Arrestato un tifoso nerazzurro: "Furioso per il suo trasferimento"
Presentazione a Milanello per l'attaccante: "Moratti non mi voleva"
Sassate contro il locale di Vieri
E lui rivela: "Scaricato dall'Inter"
Bobo: "Non ho tradito nessuno, loro non mi volevano più"
Il locale di Vieri a Milano
MILANO - Sassi contro il suo ristorante a Milano, mentre lui, Christian Vieri, nel giorno delle foto ufficiali a Milanello lancia pesantissime accuse all'Inter e a Mancini: "Non sono stato io a lasciare la società, loro mi hanno scaricato". La cronaca: ieri notte un tifoso deluso e ubriaco ha lanciato sassate contro il locale Baci e Abbracci, in via De Amicis. Poi, Stefano Gerli, 31 anni, tifoso nerazzurro ha spiegato agli investigatori che lo hanno arrestato: "Ero deluso per il suo trasferimento al Milan".
Tutto è successo intorno all'una di notte: gli agenti sono stati aiutati da due camerieri rumeni che hanno bloccato l'uomo in attesa dell' arrivo delle volanti.
Il tifoso interista dovrà rispondere di danneggiamento aggravato e resistenza al pubblico ufficiale. L'uomo ha, infatti, tentato di colpire anche un agente con un pugnoe ha dato in escandescenza anche nei locali della Questura. Oggi il giudice delle direttissime ha convalidato l'arresto a suo carico, rimettendolo in libertà.
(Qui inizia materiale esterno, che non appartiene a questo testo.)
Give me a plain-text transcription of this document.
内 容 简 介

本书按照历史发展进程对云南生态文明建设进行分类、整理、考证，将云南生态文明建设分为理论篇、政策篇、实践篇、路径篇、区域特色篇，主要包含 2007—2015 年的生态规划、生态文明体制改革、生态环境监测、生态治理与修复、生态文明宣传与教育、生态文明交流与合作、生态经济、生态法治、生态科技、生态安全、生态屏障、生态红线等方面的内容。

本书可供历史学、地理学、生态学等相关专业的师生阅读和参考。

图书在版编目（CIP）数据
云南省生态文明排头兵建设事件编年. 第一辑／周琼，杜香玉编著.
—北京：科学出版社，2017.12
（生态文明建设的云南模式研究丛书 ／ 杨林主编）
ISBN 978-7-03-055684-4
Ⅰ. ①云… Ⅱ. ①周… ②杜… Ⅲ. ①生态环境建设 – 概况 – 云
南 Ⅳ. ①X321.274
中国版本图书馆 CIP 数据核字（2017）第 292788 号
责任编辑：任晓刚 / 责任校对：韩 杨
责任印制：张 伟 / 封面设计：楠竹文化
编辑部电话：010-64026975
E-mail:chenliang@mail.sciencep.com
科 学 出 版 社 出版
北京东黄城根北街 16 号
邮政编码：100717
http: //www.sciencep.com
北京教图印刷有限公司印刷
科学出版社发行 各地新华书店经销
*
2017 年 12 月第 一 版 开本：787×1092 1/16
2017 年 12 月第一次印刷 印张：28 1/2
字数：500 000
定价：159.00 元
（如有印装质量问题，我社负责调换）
Dal canto suo Vieri non ha commentato la bravata, ma ha spiegato i motivi del clamoroso passaggio al Milan. "Non ho tradito nessuno. La verità è che venti giorni fa l'Inter ha chiamato il mio procuratore per rescindere il contratto, ma io non avevo chiesto niente, né garanzie tecniche, né di prolungarlo. "Non potevo stare in una
squadra in cui non ero gradito e, siccome ero libero, era giusto trovare la squadra più forte, per vincere. Nel momento in cui si è presentato il Milan ho detto sì subito, è un accordo nato in due ore". Vieri ha firmato un biennale, ma su un eventuale prolungamento dice: "Prima pensiamo a questa stagione, poi vediamo". Nonostante la grande amicizia con Paolo Maldini, Bobo non si era confidato con lui sul suo prossimo passaggio in rossonero. "Nessuno sapeva niente di questa trattativa - racconta - ma è normale che se conosci qualche giocatore è ancora meglio". Poi, conclude: "Dopo sei anni di Inter cambiare squadra fa un po' effetto. Ma ho una grande voglia di fare bene, per guadagnarmi la fiducia della società, dei compagni e dell'allenatore".